Sul rosso ricevuto da Olzer contro il Bari: “Il ragazzo era molto dispiaciuto ed amareggiato, bisogna però curare ogni dettagli ed essere attenti: il calcio si sposta per un niente. Se fossimo rimasti in parità numerica, difficilmente avremmo pareggiato quella partita. Olzer sa di aver sbagliato, non trovo giusto dare la colpa ad un ragazzo che era rientrato dopo tanto tempo. Le partite cambiano per pochi secondi”.
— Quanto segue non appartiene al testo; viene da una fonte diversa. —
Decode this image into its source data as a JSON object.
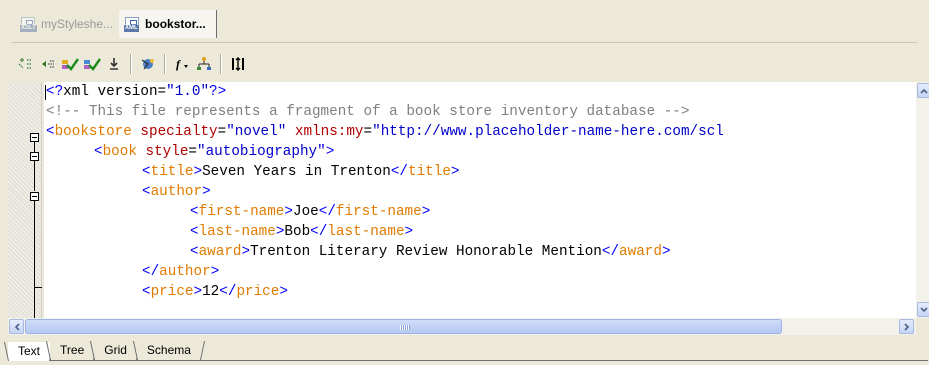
{
  "document_tabs": [
    {
      "label": "myStyleshe...",
      "icon": "xslt-file-icon",
      "icon_text": "XSLT",
      "active": false
    },
    {
      "label": "bookstor...",
      "icon": "xml-file-icon",
      "icon_text": "XML",
      "active": true
    }
  ],
  "toolbar": {
    "buttons": [
      "indent-icon",
      "outdent-icon",
      "check-well-formed-icon",
      "validate-icon",
      "download-icon",
      "xpath-icon",
      "insert-function-icon",
      "tree-icon",
      "split-icon"
    ]
  },
  "editor": {
    "lines": [
      {
        "indent": 0,
        "tokens": [
          {
            "t": "pi",
            "v": "<?"
          },
          {
            "t": "text",
            "v": "xml version="
          },
          {
            "t": "val",
            "v": "\"1.0\""
          },
          {
            "t": "pi",
            "v": "?>"
          }
        ]
      },
      {
        "indent": 0,
        "tokens": [
          {
            "t": "comment",
            "v": "<!-- This file represents a fragment of a book store inventory database -->"
          }
        ]
      },
      {
        "indent": 0,
        "tokens": [
          {
            "t": "tag",
            "v": "<"
          },
          {
            "t": "el",
            "v": "bookstore"
          },
          {
            "t": "text",
            "v": " "
          },
          {
            "t": "attr",
            "v": "specialty"
          },
          {
            "t": "text",
            "v": "="
          },
          {
            "t": "val",
            "v": "\"novel\""
          },
          {
            "t": "text",
            "v": " "
          },
          {
            "t": "attr",
            "v": "xmlns:my"
          },
          {
            "t": "text",
            "v": "="
          },
          {
            "t": "val",
            "v": "\"http://www.placeholder-name-here.com/scl"
          }
        ]
      },
      {
        "indent": 1,
        "tokens": [
          {
            "t": "tag",
            "v": "<"
          },
          {
            "t": "el",
            "v": "book"
          },
          {
            "t": "text",
            "v": " "
          },
          {
            "t": "attr",
            "v": "style"
          },
          {
            "t": "text",
            "v": "="
          },
          {
            "t": "val",
            "v": "\"autobiography\""
          },
          {
            "t": "tag",
            "v": ">"
          }
        ]
      },
      {
        "indent": 2,
        "tokens": [
          {
            "t": "tag",
            "v": "<"
          },
          {
            "t": "el",
            "v": "title"
          },
          {
            "t": "tag",
            "v": ">"
          },
          {
            "t": "text",
            "v": "Seven Years in Trenton"
          },
          {
            "t": "tag",
            "v": "</"
          },
          {
            "t": "el",
            "v": "title"
          },
          {
            "t": "tag",
            "v": ">"
          }
        ]
      },
      {
        "indent": 2,
        "tokens": [
          {
            "t": "tag",
            "v": "<"
          },
          {
            "t": "el",
            "v": "author"
          },
          {
            "t": "tag",
            "v": ">"
          }
        ]
      },
      {
        "indent": 3,
        "tokens": [
          {
            "t": "tag",
            "v": "<"
          },
          {
            "t": "el",
            "v": "first-name"
          },
          {
            "t": "tag",
            "v": ">"
          },
          {
            "t": "text",
            "v": "Joe"
          },
          {
            "t": "tag",
            "v": "</"
          },
          {
            "t": "el",
            "v": "first-name"
          },
          {
            "t": "tag",
            "v": ">"
          }
        ]
      },
      {
        "indent": 3,
        "tokens": [
          {
            "t": "tag",
            "v": "<"
          },
          {
            "t": "el",
            "v": "last-name"
          },
          {
            "t": "tag",
            "v": ">"
          },
          {
            "t": "text",
            "v": "Bob"
          },
          {
            "t": "tag",
            "v": "</"
          },
          {
            "t": "el",
            "v": "last-name"
          },
          {
            "t": "tag",
            "v": ">"
          }
        ]
      },
      {
        "indent": 3,
        "tokens": [
          {
            "t": "tag",
            "v": "<"
          },
          {
            "t": "el",
            "v": "award"
          },
          {
            "t": "tag",
            "v": ">"
          },
          {
            "t": "text",
            "v": "Trenton Literary Review Honorable Mention"
          },
          {
            "t": "tag",
            "v": "</"
          },
          {
            "t": "el",
            "v": "award"
          },
          {
            "t": "tag",
            "v": ">"
          }
        ]
      },
      {
        "indent": 2,
        "tokens": [
          {
            "t": "tag",
            "v": "</"
          },
          {
            "t": "el",
            "v": "author"
          },
          {
            "t": "tag",
            "v": ">"
          }
        ]
      },
      {
        "indent": 2,
        "tokens": [
          {
            "t": "tag",
            "v": "<"
          },
          {
            "t": "el",
            "v": "price"
          },
          {
            "t": "tag",
            "v": ">"
          },
          {
            "t": "text",
            "v": "12"
          },
          {
            "t": "tag",
            "v": "</"
          },
          {
            "t": "el",
            "v": "price"
          },
          {
            "t": "tag",
            "v": ">"
          }
        ]
      }
    ]
  },
  "view_tabs": [
    {
      "label": "Text",
      "active": true
    },
    {
      "label": "Tree",
      "active": false
    },
    {
      "label": "Grid",
      "active": false
    },
    {
      "label": "Schema",
      "active": false
    }
  ],
  "colors": {
    "tag": "#0000ff",
    "element": "#e07b00",
    "attribute": "#b00000",
    "value": "#0000cc",
    "comment": "#808080"
  }
}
Sugli assenti e sul mercato: “Frank (Tsadjout, ndr) non l’ho avuto praticamente mai, Olzer è rientrato adesso ed è stato espulso, Oliveri non l’ho avuto mai… tre giocatori importanti. Ci saranno da fare delle valutazioni con la società qualora fossero necessari dei giocatori. Sarà da fare un punto. La società è abbastanza vigile su questo. Servono giocatori che stanno bene, non ci possiamo permettere di riatletizzare qualcuno, non c’è tempo“.
Su Caligara: “Mi mette in difficoltà perché si allena bene e meriterebbe opportunità come altri“. L’impressione è che, in ogni caso, ci sarà Meazzi al posto di Olzer e non lo stesso Caligara. Sugli innesti da fare: “Forse il reparto più denso è il centrocampo. Mancano dei giocatori, penso a dei mancini dietro“.
La formazione ipotizzabile? Non ci sopstiamo da quanto anticipato ieri. 3-5-2 con Desplanches tra i pali e linea difensiva composta da Gravillon, Brosco e Capellini. A centrocampo Faraoni e Corazza esterni, con Dagasso e Meazzi mezzali e Valzania a fare lo schermo davanti alla difesa. In avanti, Tonin vicino a Di Nardo.
La probabile formazione. Pescara (3-5-2): Desplanches; Gravillon, Brosco, Capellini; Faraoni, Meazzi, Valzania, Dagasso, Corazza; Di Nardo, Tonin. Allenatore: Giorgio Gorgone.